Hacer encuestas es una tarea perfeccionista. Se busca estimar resultados electorales inciertos con el mayor grado de precisión posible. Esto se hace a sabiendas de que la naturaleza de los sondeos conlleva la inevitabilidad del error muestral (mejor conocido como margen de error) y que están sujetos a una diversidad de fuentes de error de tipo no muestral (v.g. diversos efectos causados por el cuestionario, el entrevistador, los entrevistados, las condiciones de la entrevista, los hábitos o prácticas de cada casa encuestadora, etcétera). Parte de la tarea de encuestar es tratar de minimizar los efectos de éstas segundas, de manera que las estimaciones estén dentro del rango que marca el primero. Este perfeccionismo vale por sí mismo, pero la perfección a la que se aspira es un intervalo de confianza.

Juzgar a las encuestas debe reflejar también una actitud perfeccionista. Cualquier dato que no resulte exacto se señala como una falla, e incluso como una crisis de las encuestas. Me parece que es una actitud saludable, porque en una cultura como la nuestra, tolerante a la impuntualidad o a la informalidad, exigir exactitud y precisión a los encuestadores beneficia a la profesión.

Las críticas a las encuestas suelo ubicarlas en dos grupos: las categóricas y las analíticas.
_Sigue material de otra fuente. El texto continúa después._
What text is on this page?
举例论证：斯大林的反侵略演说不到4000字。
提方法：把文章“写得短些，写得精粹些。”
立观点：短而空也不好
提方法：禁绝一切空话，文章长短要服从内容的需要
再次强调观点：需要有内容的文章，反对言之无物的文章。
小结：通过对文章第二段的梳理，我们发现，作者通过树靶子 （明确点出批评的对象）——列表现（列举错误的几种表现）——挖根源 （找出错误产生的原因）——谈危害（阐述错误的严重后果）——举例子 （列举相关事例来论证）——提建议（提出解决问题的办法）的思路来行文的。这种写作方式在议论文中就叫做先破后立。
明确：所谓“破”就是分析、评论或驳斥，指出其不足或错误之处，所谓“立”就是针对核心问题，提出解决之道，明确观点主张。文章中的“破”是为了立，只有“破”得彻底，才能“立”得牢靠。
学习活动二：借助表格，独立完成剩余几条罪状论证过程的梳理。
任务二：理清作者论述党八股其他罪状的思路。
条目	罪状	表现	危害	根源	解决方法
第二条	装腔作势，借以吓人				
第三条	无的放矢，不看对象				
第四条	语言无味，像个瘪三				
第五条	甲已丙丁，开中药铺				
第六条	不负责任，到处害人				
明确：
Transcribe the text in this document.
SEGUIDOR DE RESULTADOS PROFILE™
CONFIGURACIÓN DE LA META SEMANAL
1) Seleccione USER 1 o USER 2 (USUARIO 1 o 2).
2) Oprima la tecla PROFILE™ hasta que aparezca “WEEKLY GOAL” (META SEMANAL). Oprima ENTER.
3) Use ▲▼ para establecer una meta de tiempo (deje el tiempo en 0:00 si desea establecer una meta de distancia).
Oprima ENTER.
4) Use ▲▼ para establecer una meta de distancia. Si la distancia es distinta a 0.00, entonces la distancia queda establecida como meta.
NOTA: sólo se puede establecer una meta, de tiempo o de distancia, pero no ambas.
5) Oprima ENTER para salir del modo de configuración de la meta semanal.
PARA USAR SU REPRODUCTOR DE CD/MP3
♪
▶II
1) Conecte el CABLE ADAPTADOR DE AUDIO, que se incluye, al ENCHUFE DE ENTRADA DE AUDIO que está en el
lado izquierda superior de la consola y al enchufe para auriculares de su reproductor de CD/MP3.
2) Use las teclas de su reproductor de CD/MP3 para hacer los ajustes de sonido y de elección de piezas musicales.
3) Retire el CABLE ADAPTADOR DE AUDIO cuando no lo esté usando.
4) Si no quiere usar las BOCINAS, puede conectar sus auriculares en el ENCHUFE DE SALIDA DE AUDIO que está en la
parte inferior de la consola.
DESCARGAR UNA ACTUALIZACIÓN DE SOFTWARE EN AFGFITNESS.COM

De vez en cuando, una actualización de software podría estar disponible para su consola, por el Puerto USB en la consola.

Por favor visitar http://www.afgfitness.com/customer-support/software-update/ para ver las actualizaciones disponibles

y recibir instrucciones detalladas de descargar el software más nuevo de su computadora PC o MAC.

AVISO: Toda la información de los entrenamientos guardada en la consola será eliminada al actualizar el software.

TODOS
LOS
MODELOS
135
Las primeras descalifican, por lo general usando argumentos impresionistas, puramente descalificadores o apelando a teorías conspirativas, por lo que el debate que generan es apasionado pero limitado. Mi sugerencia es respetarlas. Las segundas son más escasas pero muy valiosas, ya que señalan aspectos puntuales de métodos y prácticas de encuesta y difusión de resultados.

Mi postura es agradecerlas y promoverlas. Una crítica a las encuestas que sea perfeccionista y que minimice también su propio error debe ser capaz de poner presiones sin impresiones.
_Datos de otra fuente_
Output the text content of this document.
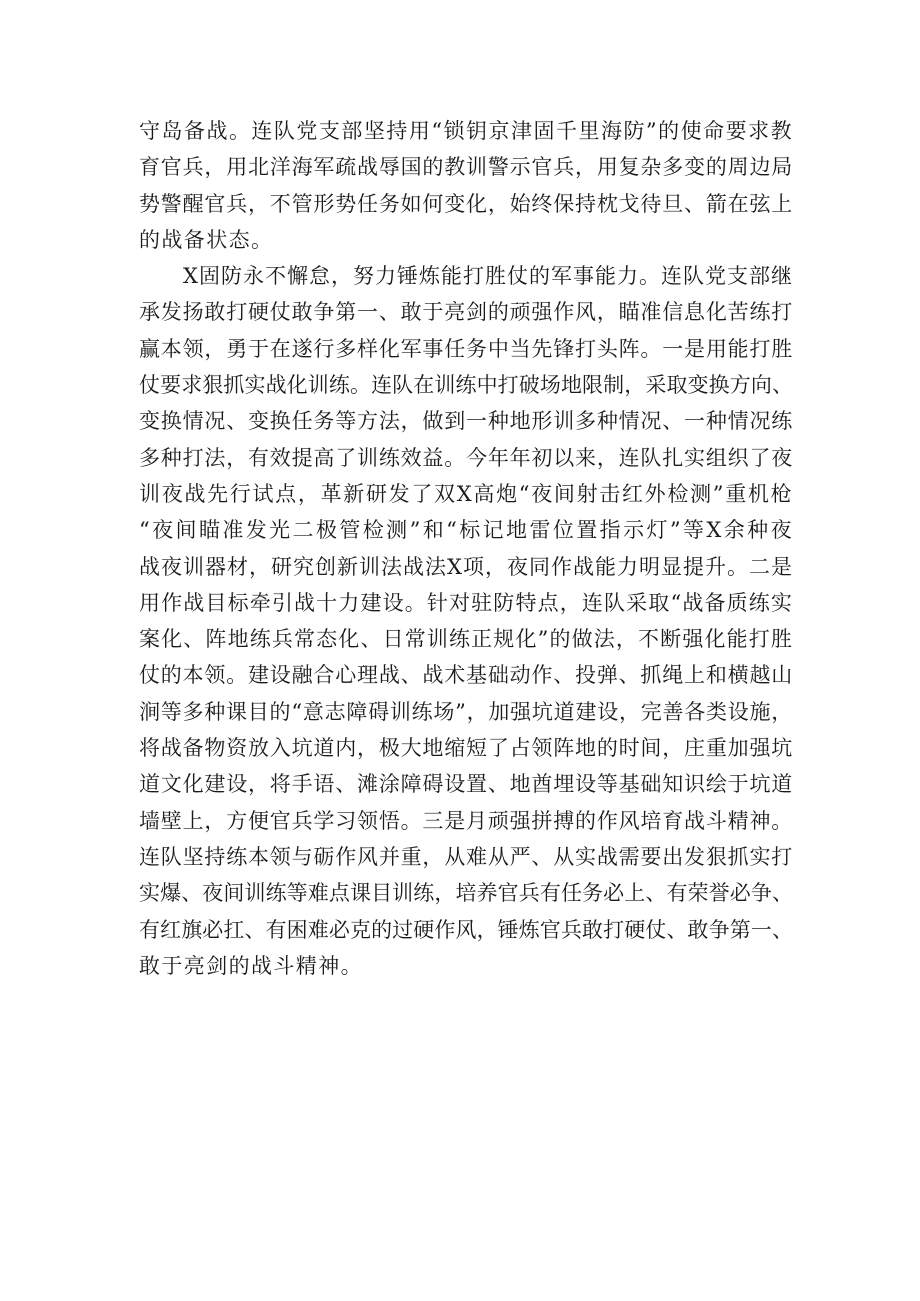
守岛备战。连队党支部坚持用“锁钥京津固千里海防”的使命要求教
育官兵，用北洋海军疏战辱国的教训警示官兵，用复杂多变的周边局
势警醒官兵，不管形势任务如何变化，始终保持枕戈待旦、箭在弦上
的战备状态。

X固防永不懈怠，努力锤炼能打胜仗的军事能力。连队党支部继
承发扬敢打硬仗敢争第一、敢于亮剑的顽强作风，瞄准信息化苦练打
赢本领，勇于在遂行多样化军事任务中当先锋打头阵。一是用能打胜
仗要求狠抓实战化训练。连队在训练中打破场地限制，采取变换方向、
变换情况、变换任务等方法，做到一种地形训多种情况、一种情况练
多种打法，有效提高了训练效益。今年年初以来，连队扎实组织了夜
训夜战先行试点，革新研发了双X高炮“夜间射击红外检测”重机枪
“夜间瞄准发光二极管检测”和“标记地雷位置指示灯”等X余种夜
战夜训器材，研究创新训法战法X项，夜同作战能力明显提升。二是
用作战目标牵引战十力建设。针对驻防特点，连队采取“战备质练实
案化、阵地练兵常态化、日常训练正规化”的做法，不断强化能打胜
仗的本领。建设融合心理战、战术基础动作、投弹、抓绳上和横越山
涧等多种课目的“意志障碍训练场”，加强坑道建设，完善各类设施，
将战备物资放入坑道内，极大地缩短了占领阵地的时间，庄重加强坑
道文化建设，将手语、滩涂障碍设置、地酋埋设等基础知识绘于坑道
墙壁上，方便官兵学习领悟。三是月顽强拼搏的作风培育战斗精神。
连队坚持练本领与砺作风并重，从难从严、从实战需要出发狠抓实打
实爆、夜间训练等难点课目训练，培养官兵有任务必上、有荣誉必争、
有红旗必扛、有困难必克的过硬作风，锤炼官兵敢打硬仗、敢争第一、
敢于亮剑的战斗精神。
Agregaría que, para las encuestas, procurar la precisión es inseparable de procurar la transparencia, tanto de método como de diseminación (ver este link). Escuché de un encuestador que es mejor no dar datos al diseminar algunas encuestas. Estoy en desacuerdo. Más información es mejor; menos información nos deja en la opacidad.

El influyente politólogo Robert Dahl nos legó la noción de que la democracia no llega a ser del todo perfecta, pero que en todo momento es perfectible. Por su naturaleza, las encuestas se apegan a un principio muy similar. Y si estiramos un poco la analogía, las encuestas también se fortalecen con la crítica, la pluralidad, la libertad, la competencia, el apego a las reglas, la transparencia y la rendición de cuentas. No es accidental que encuestas y democracia vayan juntas de la mano.